The probability of an individual not having HIV given getting a positive test result is: 0.774703557312

That's it! We've just demonstrated how to calculate Bayes theorem from scratch. In our toy example we showed that if an individual gets a positive test result the probability this individual has HIV is 22.5% and 77.5% that they do not have HIV. We can check the validity of our results by summing the probability of both cases:

posterior_sum = p_no_hiv_positive + p_hiv_positive
posterior_sum #sum to 1, looks good!

1.0

5.1 Naive Bayes Classifier using Scikit-Learn

In the above example we only the probability given two inputs (the test result and the status of the disease in the patient). This calculation would grow exponentially more complex given numerous inputs and would be painstaking to calculate by hand. Don't worry, SciKit-Learn is here to save the day (and a ton of time)!

Our spam classifier will use multinomial naive Bayes method from sklearn.nive_bayes. This method is well-suited for for discrete inputs (like word counts) whereas the Gaussian Naive Bayes classifier performs better on continuous inputs.
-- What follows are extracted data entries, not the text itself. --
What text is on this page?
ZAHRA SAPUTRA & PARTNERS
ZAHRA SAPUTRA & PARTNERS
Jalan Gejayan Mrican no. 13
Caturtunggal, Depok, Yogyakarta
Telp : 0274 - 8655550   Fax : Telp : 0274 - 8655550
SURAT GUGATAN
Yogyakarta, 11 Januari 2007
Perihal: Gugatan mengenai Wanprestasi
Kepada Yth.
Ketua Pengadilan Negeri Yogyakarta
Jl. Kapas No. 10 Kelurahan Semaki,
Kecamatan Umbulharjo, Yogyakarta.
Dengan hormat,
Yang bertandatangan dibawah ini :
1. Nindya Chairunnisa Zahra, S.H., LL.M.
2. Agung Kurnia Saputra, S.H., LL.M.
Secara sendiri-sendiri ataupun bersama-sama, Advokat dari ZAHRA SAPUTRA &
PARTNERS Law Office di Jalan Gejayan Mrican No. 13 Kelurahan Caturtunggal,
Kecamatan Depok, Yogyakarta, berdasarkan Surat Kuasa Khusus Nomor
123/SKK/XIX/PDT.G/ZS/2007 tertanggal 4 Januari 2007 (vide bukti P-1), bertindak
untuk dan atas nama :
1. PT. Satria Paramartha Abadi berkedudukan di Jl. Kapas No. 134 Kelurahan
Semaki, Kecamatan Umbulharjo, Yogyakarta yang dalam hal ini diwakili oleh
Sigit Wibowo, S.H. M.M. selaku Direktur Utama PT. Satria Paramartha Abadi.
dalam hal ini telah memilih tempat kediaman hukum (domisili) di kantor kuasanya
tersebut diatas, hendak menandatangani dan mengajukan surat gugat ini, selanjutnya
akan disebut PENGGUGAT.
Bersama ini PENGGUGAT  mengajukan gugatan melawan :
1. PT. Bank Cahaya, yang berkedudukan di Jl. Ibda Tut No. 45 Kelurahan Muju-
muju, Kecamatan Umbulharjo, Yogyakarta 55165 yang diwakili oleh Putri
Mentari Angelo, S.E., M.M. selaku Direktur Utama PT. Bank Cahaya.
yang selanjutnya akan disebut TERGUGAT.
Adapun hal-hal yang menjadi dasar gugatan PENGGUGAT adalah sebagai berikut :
from sklearn.naive_bayes import MultinomialNB
naive_bayes = MultinomialNB() #call the method
naive_bayes.fit(train, y_train) #train the classifier on the training set

MultinomialNB(alpha=1.0, class_prior=None, fit_prior=True)

predictions = naive_bayes.predict(test) #predic using the model on the testing set

6.1 Evaluating the Model

After training our model we're now ready to evaluate its accuracy and precision.

Accuracy: A ratio of correct predictions to the total number of predictions.
Precision: The proportion of messages which were correctly classified as spam. This is a ratio of true positives (messages classified as SPAM which actually are SPAM) to all positives (all messages classified as SPAM).

from sklearn.metrics import accuracy_score, precision_score,f1_score

print('accuracy score: '),format(accuracy_score(y_test,predictions))
print('precision score: '),format(precision_score(y_test,predictions))

accuracy score:  0.988513998564
precision score:  0.972067039106

Conclusion

Through this excercise we learned how to implement bag of words and the naive bayes method first from scratch to gain insight into the technicalities of the methods and then again using scikit-learn to provide scalable results.

We've learned that the naive bayes classifier can produce robust results without significant tuning to the model.

Our final model classifies text messages as spam with 98.8% accuracy and 98.8% precision.